Now, we know we have put a program together which will give corporations a 6 percent reduction or a reduction of their part of the payroll tax if they hire an unemployed person. Well, where is the report card on that? How is that doing? That's one of the things that we need to get; we need measurement to see how successful it really is.

We need to also look to the future and look at what policies we can put together with corporations, because what we're doing is not enough. I would submit that wouldn't it be interesting and wouldn't it be worthy of consideration.

We know, for example, that we have just about the highest corporate tax rate in the world. Clearly our multinational, our largest corporations, our largest employers want to see that corporate tax rate come down. Many are wanting it to come down to 25 percent. I am on the side of taking a look at that, because we don't want to have the highest corporate tax rate in the world. It hurts our marketplace. It hurts everything. We know that.

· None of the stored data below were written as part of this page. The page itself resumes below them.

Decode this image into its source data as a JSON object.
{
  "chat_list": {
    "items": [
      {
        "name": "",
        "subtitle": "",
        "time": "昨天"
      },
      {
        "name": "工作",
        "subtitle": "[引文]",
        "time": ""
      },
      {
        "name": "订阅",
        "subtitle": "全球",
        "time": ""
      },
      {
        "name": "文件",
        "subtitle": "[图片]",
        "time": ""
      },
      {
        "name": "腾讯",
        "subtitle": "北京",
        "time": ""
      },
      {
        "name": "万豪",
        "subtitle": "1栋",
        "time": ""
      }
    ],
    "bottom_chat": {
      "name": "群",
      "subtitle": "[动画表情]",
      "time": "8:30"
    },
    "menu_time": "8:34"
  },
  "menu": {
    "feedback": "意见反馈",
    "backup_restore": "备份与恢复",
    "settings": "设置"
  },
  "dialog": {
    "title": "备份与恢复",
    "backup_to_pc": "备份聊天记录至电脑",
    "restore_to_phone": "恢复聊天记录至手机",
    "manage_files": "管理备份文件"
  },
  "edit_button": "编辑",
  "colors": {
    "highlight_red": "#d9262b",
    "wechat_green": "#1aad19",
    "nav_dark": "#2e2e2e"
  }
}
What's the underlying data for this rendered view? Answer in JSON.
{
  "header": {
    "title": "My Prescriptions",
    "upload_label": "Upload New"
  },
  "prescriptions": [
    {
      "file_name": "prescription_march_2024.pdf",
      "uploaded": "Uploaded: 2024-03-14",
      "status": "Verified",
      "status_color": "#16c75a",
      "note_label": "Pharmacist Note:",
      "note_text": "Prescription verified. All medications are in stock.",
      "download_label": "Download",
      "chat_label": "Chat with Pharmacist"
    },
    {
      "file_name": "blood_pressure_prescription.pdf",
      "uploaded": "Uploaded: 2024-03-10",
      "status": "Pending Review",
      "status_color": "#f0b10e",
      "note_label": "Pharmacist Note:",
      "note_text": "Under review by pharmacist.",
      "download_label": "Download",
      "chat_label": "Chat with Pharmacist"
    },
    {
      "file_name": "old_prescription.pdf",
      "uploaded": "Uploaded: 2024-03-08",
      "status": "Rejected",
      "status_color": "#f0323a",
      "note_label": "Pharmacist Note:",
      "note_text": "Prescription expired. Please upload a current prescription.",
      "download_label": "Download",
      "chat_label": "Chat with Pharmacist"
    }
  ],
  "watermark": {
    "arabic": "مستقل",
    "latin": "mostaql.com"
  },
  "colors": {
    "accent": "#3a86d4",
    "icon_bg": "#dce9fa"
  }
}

That is an issue.

But if we know these multinational corporations are having a record now of outsourcing jobs, should we not have a conversation with them at the table? Okay, you want your corporate tax rate reduced? Let's talk about how you can stop sending jobs out of this country. We need Americans who are working at American jobs in America.

I think that these large employers and corporations with these international markets will be willing to sit down and say, you know what, in exchange for us getting our corporate tax rate down, here's what we can do to start bringing in our manufacturing and bring it back to America so that we can make things in America. One of the reasons we've got such a high jobless rate is because we don't make anything here anymore. Manufacturing is the main source of jobs. We lost that.

Well, we can use this as an incentive to these companies. Say, okay, we can bring that corporate tax rate down; but we want you to bring those jobs back here, and we want you to start making things in this country. Let's look out for America, look out for us. That is something that we can do.

And so, Madam Congresslady from the Virgin Islands, you're doing a wonderful job with this.

This is the number one issue facing this country. I can't tell you how desperate people become when they can't find work. I can't tell you how depressed people become when people are used to working and they wake up every morning with no place to go. Or they have to make certain decisions and some can't find food or buy the food to feed their families. That is the situation we're in with these 13 million American people.

We can do better. We've got to evaluate what we're doing, and we've got to put more creative things on the table, such as the corporate tax rate. Let us tie that to corporations bringing these jobs back and doing what they can to help turn our country back into a manufacturing base.

When you lose your capacity--when this country lost its capacity to be the leader of the world in making things, we lost a lot. And by George, we need to get it back. And that's the way America will survive, and that's the way we'll bring this unemployment rate down.